December 31, 2016 - Q2 2017 Results
The highlights of Akoustis’ December quarter was its first booking of revenue, and a capital raise of $2.1 million. As another product milestone was hit, the company posted its first bookings. This was for design work and masks for the military customer for $29,000. As it is contractually owed, it was accounted for as deferred revenues. Also in an accounting change to reflect industry norms, the company is now posting money received as grants as revenue as it expects these grants to be an ongoing part of business. In Q2 2017, the company received $159,000 in grant income and we expect it to receive another payment in Q3 2017.
The operating loss was $2.8 million versus $1.1 million due mostly to increased stock-based compensation in SG&A. In other income there was a $712,000 loss from change in fair value of derivative liability due to the large increase in the stock price versus last year’s price. This resulted in a loss of $3.4 million versus a loss of $800,000 last year or a non-GAAP loss of $0.12 compared to a loss of $0.08 a year ago.
In December and January Akoustis sold stock at $5.00 and as of February 7, 2017 it had $11 million in cash on the balance sheet. The company believes that is enough cash to fund operations until March 2018, but will still have to raise more cash until it reaches profitability. It also fulfills the listing requirement for uplisting the stock to NASDAQ.

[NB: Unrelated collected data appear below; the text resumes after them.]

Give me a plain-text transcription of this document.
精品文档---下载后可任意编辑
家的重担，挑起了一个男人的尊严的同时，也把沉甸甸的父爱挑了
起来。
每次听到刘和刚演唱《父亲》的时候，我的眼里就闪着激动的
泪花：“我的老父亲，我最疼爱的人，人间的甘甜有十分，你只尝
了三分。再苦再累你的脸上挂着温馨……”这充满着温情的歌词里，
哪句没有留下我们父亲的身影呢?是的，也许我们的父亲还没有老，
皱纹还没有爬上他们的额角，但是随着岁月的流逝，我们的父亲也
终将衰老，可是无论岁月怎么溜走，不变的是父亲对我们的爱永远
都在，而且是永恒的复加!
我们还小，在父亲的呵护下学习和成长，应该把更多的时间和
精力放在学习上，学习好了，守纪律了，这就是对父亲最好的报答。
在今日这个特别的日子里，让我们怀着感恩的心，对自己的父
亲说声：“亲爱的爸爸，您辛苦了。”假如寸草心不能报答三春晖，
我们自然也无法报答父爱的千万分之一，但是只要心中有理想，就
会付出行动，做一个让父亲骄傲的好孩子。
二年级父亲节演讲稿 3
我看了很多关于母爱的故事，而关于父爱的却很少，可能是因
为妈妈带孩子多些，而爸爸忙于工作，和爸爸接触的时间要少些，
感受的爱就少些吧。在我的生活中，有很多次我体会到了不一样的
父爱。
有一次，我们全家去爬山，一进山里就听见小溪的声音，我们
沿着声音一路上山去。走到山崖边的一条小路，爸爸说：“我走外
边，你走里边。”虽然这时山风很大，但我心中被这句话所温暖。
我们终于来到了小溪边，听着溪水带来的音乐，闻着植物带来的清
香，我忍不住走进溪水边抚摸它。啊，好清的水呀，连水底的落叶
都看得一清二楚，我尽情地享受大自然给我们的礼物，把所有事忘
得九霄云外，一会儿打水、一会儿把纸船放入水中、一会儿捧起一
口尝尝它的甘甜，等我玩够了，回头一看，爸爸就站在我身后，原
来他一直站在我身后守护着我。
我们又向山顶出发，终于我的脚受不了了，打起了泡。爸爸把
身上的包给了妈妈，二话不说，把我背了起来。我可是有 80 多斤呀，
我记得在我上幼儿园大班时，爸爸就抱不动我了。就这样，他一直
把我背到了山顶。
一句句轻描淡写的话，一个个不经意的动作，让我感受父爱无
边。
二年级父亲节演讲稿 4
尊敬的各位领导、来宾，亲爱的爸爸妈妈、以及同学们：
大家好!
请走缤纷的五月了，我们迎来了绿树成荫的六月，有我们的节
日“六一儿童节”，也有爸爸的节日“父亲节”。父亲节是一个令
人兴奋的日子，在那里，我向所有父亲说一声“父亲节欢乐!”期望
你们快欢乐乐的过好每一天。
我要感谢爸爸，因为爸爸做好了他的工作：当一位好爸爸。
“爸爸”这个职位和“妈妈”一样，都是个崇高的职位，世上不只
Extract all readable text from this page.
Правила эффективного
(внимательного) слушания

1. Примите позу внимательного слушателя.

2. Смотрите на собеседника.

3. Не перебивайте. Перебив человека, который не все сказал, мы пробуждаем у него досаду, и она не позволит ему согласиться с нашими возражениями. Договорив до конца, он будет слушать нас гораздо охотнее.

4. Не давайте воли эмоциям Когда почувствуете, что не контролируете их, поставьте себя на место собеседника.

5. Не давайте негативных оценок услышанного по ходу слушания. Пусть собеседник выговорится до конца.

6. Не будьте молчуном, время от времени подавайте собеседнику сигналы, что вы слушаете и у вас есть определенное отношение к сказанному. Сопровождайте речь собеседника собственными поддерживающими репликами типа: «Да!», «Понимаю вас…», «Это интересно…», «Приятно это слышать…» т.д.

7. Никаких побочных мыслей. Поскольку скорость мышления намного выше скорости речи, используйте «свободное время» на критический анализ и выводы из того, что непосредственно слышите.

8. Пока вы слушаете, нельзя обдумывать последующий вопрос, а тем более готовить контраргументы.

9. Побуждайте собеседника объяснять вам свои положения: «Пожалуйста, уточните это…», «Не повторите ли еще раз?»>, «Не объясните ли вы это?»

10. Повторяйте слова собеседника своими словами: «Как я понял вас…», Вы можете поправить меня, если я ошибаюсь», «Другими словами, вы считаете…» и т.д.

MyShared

Update on Current Customers
Akoustis still expects to ramp production in the second-half of 2017 for the non-consumer customer. In addition to the one program already won, the company is hoping to be designed into a second program with the possibility of additional filters for the second program. These two programs are expected to use the same BAW filter product. We expect Akoustis to book NRE (non-recurring development) revenues from this company in the June quarter with production ramping in FY2018.
Akoustis expects to deliver samples to its Chinese RF front-end customer by the end of March, and hopefully product in the Q2/Q3 time frame to be built into September/October products. For the mobile market, the company is now focusing on Band 41 product that is now the hottest band in China and it is hard for the SAW manufacturers to serve this market.